Trim : What is it? and Why is it Important?
No offence intended, unless you have undergone a proper scuba diving instruction class, it’s likely you have poor trim as proper trim requires dedicated practice and application of the basic principles and techniques involved in having a proper trim. Having a proper trim will allow you dive for longer hours, leave you feeling refreshed after a dive and improve your buoyancy control.
Proper trim is the perfect horizontal body position which makes the diver look like he is laying on his stomach on an invisible platform. To attain this position, the diver’s legs are bent at the knee, so his fins are higher than every other part of his leg. The fins are parallel to the floor. The diver’s arms extend to the front of his body, and his arms are at the same level with his stomach or just below it. No other part of the diver’s body appears below this horizontal line.
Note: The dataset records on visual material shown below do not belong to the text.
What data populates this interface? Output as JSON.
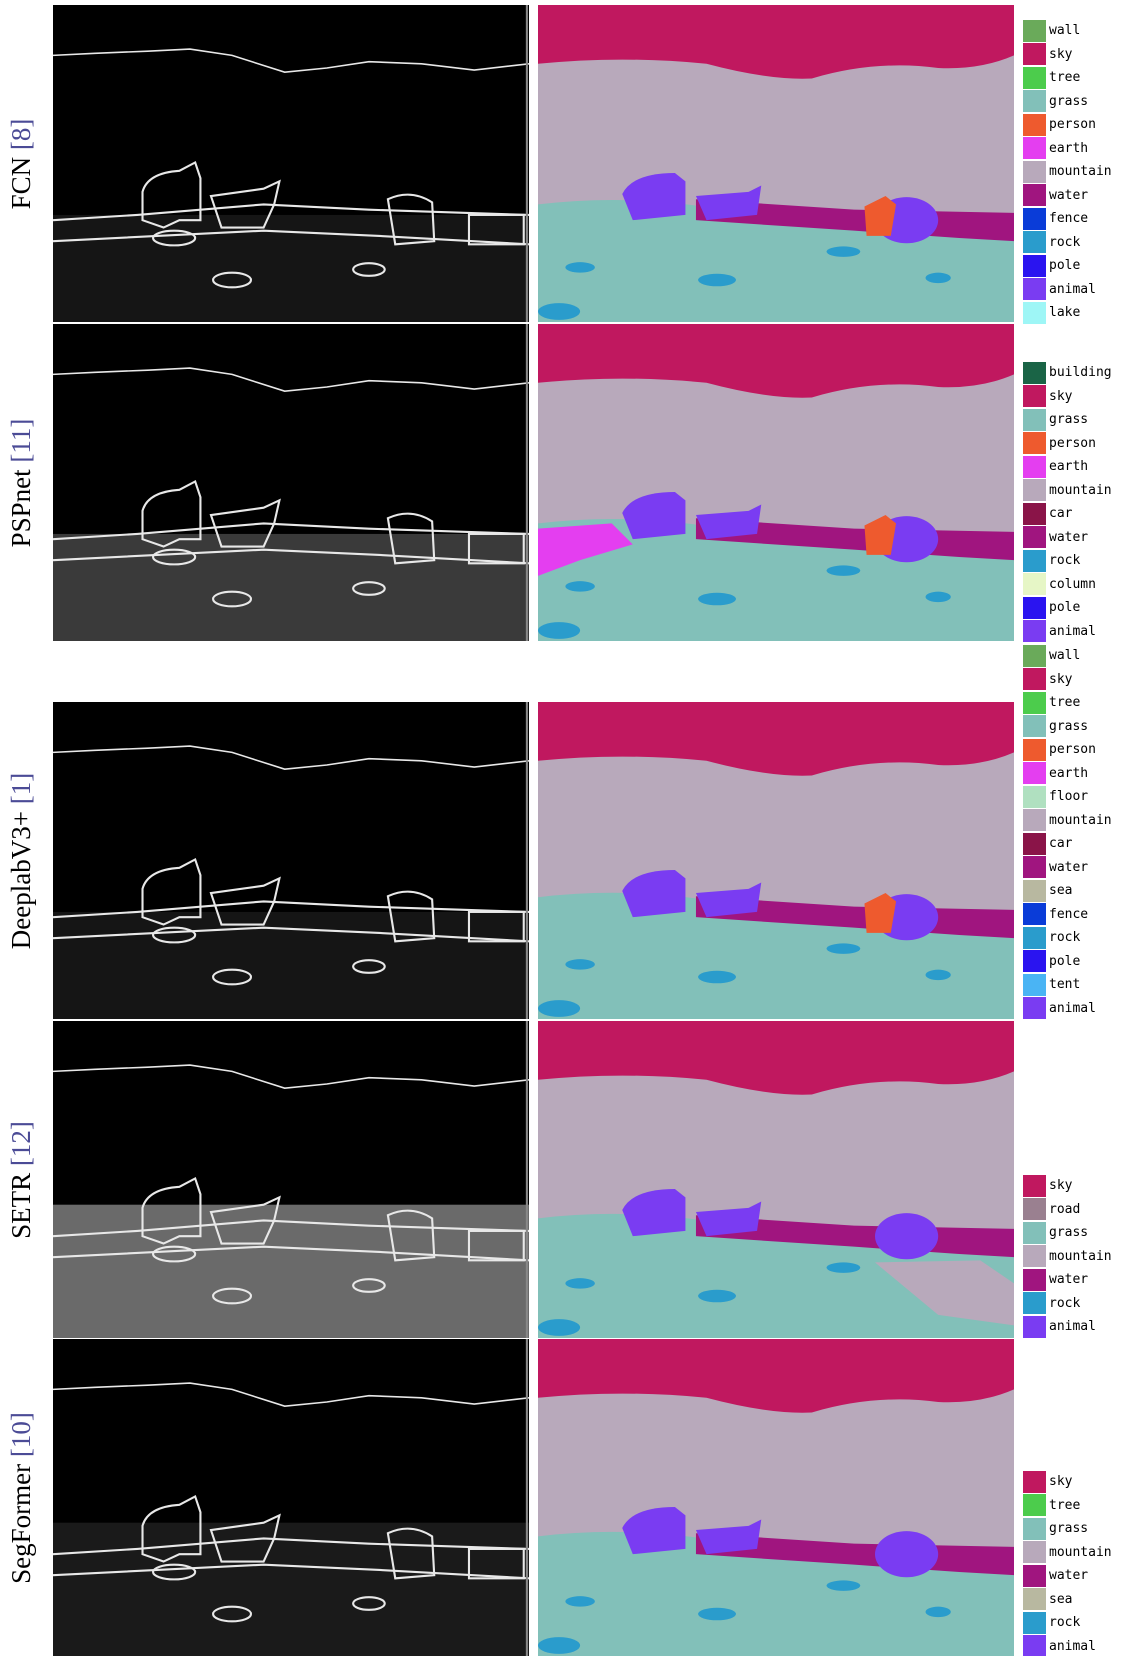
{
  "rows": [
    {
      "method": "FCN",
      "citation": "[8]",
      "legend": [
        {
          "label": "wall",
          "color": "#6aaa5a"
        },
        {
          "label": "sky",
          "color": "#c0185f"
        },
        {
          "label": "tree",
          "color": "#4ccc4c"
        },
        {
          "label": "grass",
          "color": "#82c0b9"
        },
        {
          "label": "person",
          "color": "#ee5a2e"
        },
        {
          "label": "earth",
          "color": "#e43ef0"
        },
        {
          "label": "mountain",
          "color": "#b8a9bb"
        },
        {
          "label": "water",
          "color": "#a0157f"
        },
        {
          "label": "fence",
          "color": "#0a3cd8"
        },
        {
          "label": "rock",
          "color": "#2a9ccc"
        },
        {
          "label": "pole",
          "color": "#2a14f0"
        },
        {
          "label": "animal",
          "color": "#7a3cf2"
        },
        {
          "label": "lake",
          "color": "#9ef6f6"
        }
      ]
    },
    {
      "method": "PSPnet",
      "citation": "[11]",
      "legend": [
        {
          "label": "building",
          "color": "#1a6446"
        },
        {
          "label": "sky",
          "color": "#c0185f"
        },
        {
          "label": "grass",
          "color": "#82c0b9"
        },
        {
          "label": "person",
          "color": "#ee5a2e"
        },
        {
          "label": "earth",
          "color": "#e43ef0"
        },
        {
          "label": "mountain",
          "color": "#b8a9bb"
        },
        {
          "label": "car",
          "color": "#8a1448"
        },
        {
          "label": "water",
          "color": "#a0157f"
        },
        {
          "label": "rock",
          "color": "#2a9ccc"
        },
        {
          "label": "column",
          "color": "#e6f6c6"
        },
        {
          "label": "pole",
          "color": "#2a14f0"
        },
        {
          "label": "animal",
          "color": "#7a3cf2"
        }
      ]
    },
    {
      "method": "DeeplabV3+",
      "citation": "[1]",
      "legend": [
        {
          "label": "wall",
          "color": "#6aaa5a"
        },
        {
          "label": "sky",
          "color": "#c0185f"
        },
        {
          "label": "tree",
          "color": "#4ccc4c"
        },
        {
          "label": "grass",
          "color": "#82c0b9"
        },
        {
          "label": "person",
          "color": "#ee5a2e"
        },
        {
          "label": "earth",
          "color": "#e43ef0"
        },
        {
          "label": "floor",
          "color": "#b0e0c0"
        },
        {
          "label": "mountain",
          "color": "#b8a9bb"
        },
        {
          "label": "car",
          "color": "#8a1448"
        },
        {
          "label": "water",
          "color": "#a0157f"
        },
        {
          "label": "sea",
          "color": "#b8b8a0"
        },
        {
          "label": "fence",
          "color": "#0a3cd8"
        },
        {
          "label": "rock",
          "color": "#2a9ccc"
        },
        {
          "label": "pole",
          "color": "#2a14f0"
        },
        {
          "label": "tent",
          "color": "#4ab4f4"
        },
        {
          "label": "animal",
          "color": "#7a3cf2"
        }
      ]
    },
    {
      "method": "SETR",
      "citation": "[12]",
      "legend": [
        {
          "label": "sky",
          "color": "#c0185f"
        },
        {
          "label": "road",
          "color": "#9a8090"
        },
        {
          "label": "grass",
          "color": "#82c0b9"
        },
        {
          "label": "mountain",
          "color": "#b8a9bb"
        },
        {
          "label": "water",
          "color": "#a0157f"
        },
        {
          "label": "rock",
          "color": "#2a9ccc"
        },
        {
          "label": "animal",
          "color": "#7a3cf2"
        }
      ]
    },
    {
      "method": "SegFormer",
      "citation": "[10]",
      "legend": [
        {
          "label": "sky",
          "color": "#c0185f"
        },
        {
          "label": "tree",
          "color": "#4ccc4c"
        },
        {
          "label": "grass",
          "color": "#82c0b9"
        },
        {
          "label": "mountain",
          "color": "#b8a9bb"
        },
        {
          "label": "water",
          "color": "#a0157f"
        },
        {
          "label": "sea",
          "color": "#b8b8a0"
        },
        {
          "label": "rock",
          "color": "#2a9ccc"
        },
        {
          "label": "animal",
          "color": "#7a3cf2"
        }
      ]
    }
  ]
}
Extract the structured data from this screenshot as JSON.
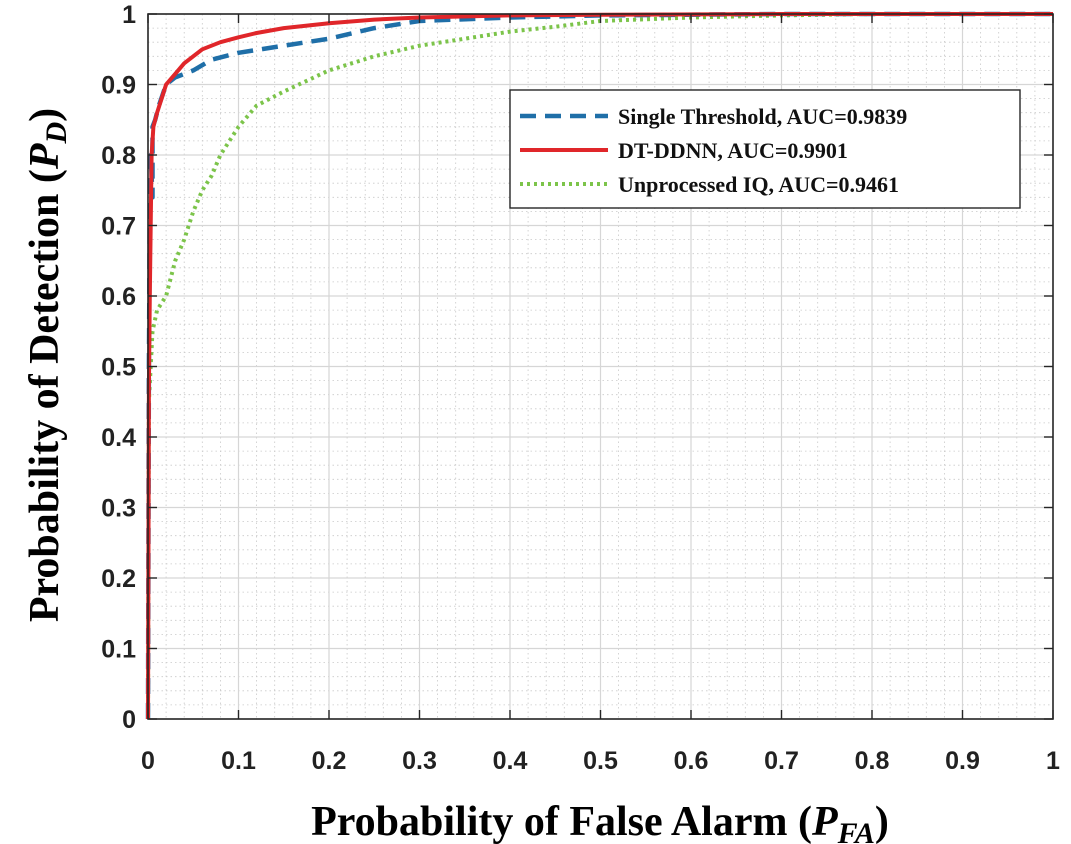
{
  "chart_data": {
    "type": "line",
    "title": "",
    "xlabel": "Probability of False Alarm (",
    "xlabel_symbol": "P",
    "xlabel_sub": "FA",
    "xlabel_close": ")",
    "ylabel": "Probability of Detection (",
    "ylabel_symbol": "P",
    "ylabel_sub": "D",
    "ylabel_close": ")",
    "xlim": [
      0,
      1
    ],
    "ylim": [
      0,
      1
    ],
    "xticks": [
      0,
      0.1,
      0.2,
      0.3,
      0.4,
      0.5,
      0.6,
      0.7,
      0.8,
      0.9,
      1
    ],
    "yticks": [
      0,
      0.1,
      0.2,
      0.3,
      0.4,
      0.5,
      0.6,
      0.7,
      0.8,
      0.9,
      1
    ],
    "xtick_labels": [
      "0",
      "0.1",
      "0.2",
      "0.3",
      "0.4",
      "0.5",
      "0.6",
      "0.7",
      "0.8",
      "0.9",
      "1"
    ],
    "ytick_labels": [
      "0",
      "0.1",
      "0.2",
      "0.3",
      "0.4",
      "0.5",
      "0.6",
      "0.7",
      "0.8",
      "0.9",
      "1"
    ],
    "grid": true,
    "minor_grid": true,
    "legend_position": "top-right",
    "series": [
      {
        "name": "Single Threshold, AUC=0.9839",
        "color": "#1f6fa8",
        "style": "dashed",
        "x": [
          0,
          0.001,
          0.002,
          0.003,
          0.005,
          0.005,
          0.008,
          0.012,
          0.02,
          0.03,
          0.05,
          0.07,
          0.1,
          0.15,
          0.2,
          0.25,
          0.3,
          0.4,
          0.5,
          0.7,
          1.0
        ],
        "y": [
          0,
          0.5,
          0.72,
          0.8,
          0.74,
          0.84,
          0.85,
          0.87,
          0.9,
          0.91,
          0.92,
          0.935,
          0.945,
          0.955,
          0.965,
          0.98,
          0.99,
          0.995,
          0.998,
          1.0,
          1.0
        ]
      },
      {
        "name": "DT-DDNN, AUC=0.9901",
        "color": "#e0262a",
        "style": "solid",
        "x": [
          0,
          0.001,
          0.002,
          0.003,
          0.004,
          0.006,
          0.01,
          0.015,
          0.02,
          0.03,
          0.04,
          0.06,
          0.08,
          0.1,
          0.12,
          0.15,
          0.2,
          0.25,
          0.3,
          0.4,
          0.5,
          0.7,
          1.0
        ],
        "y": [
          0,
          0.47,
          0.6,
          0.7,
          0.8,
          0.84,
          0.86,
          0.88,
          0.9,
          0.915,
          0.93,
          0.95,
          0.96,
          0.967,
          0.973,
          0.98,
          0.987,
          0.992,
          0.995,
          0.998,
          0.999,
          1.0,
          1.0
        ]
      },
      {
        "name": "Unprocessed IQ, AUC=0.9461",
        "color": "#7cc44a",
        "style": "dotted",
        "x": [
          0,
          0.001,
          0.003,
          0.005,
          0.01,
          0.02,
          0.03,
          0.04,
          0.05,
          0.06,
          0.07,
          0.08,
          0.1,
          0.12,
          0.15,
          0.2,
          0.25,
          0.3,
          0.35,
          0.4,
          0.45,
          0.5,
          0.6,
          0.7,
          0.8,
          1.0
        ],
        "y": [
          0,
          0.45,
          0.5,
          0.55,
          0.58,
          0.6,
          0.65,
          0.68,
          0.72,
          0.75,
          0.77,
          0.8,
          0.84,
          0.87,
          0.89,
          0.92,
          0.94,
          0.955,
          0.965,
          0.975,
          0.982,
          0.99,
          0.995,
          0.998,
          1.0,
          1.0
        ]
      }
    ]
  }
}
Divers should aspire to attain perfect trim as it reduces the effort required to move through water, lowers the diver’s air consumption rate and allows him to dive for longer. Also, a diver is perfect trim has his fins slightly elevated, and this prevents the stirring up of sand, silt, corals, delicate aquatic life and other bottom sediments. Beyond these, the most important reason why divers should care about their trim is that it allows them better control all other aspects of their diving.
A diver with poor control over his diving must divide his attention between maintaining stability and other important tasks such as depth and time monitoring, buddy awareness, and gas management. Any distraction from these tasks can be dangerous, and this means the diver won’t enjoy the experience of diving entirely. He will also fail to master complicated tasks like photography, navigation, buoyancy and position whenever he shifts attention to another activity.
Good trim improves a divers control as it allows him to maintain a stable position in the water. A diver without proper trim swims at an angle to the floor, either upwards or downwards, causing him to lose neutral buoyancy.
A diver who dives out of trim will have poor control, causing him to lose buoyancy whenever he is not in motion. Also, he must continuously fight to maintain a uniform depth. He also never learns to control his buoyancy with his lungs and BCD, because he swims up or down whenever he is neutrally buoyant.
To learn proper trim, the first thing you have to do is an experiment with your weight, body position, and equipment configuration. Practice with a buddy who can direct you into a horizontal position. You could even get someone to film you so you can track your trim as it evolves.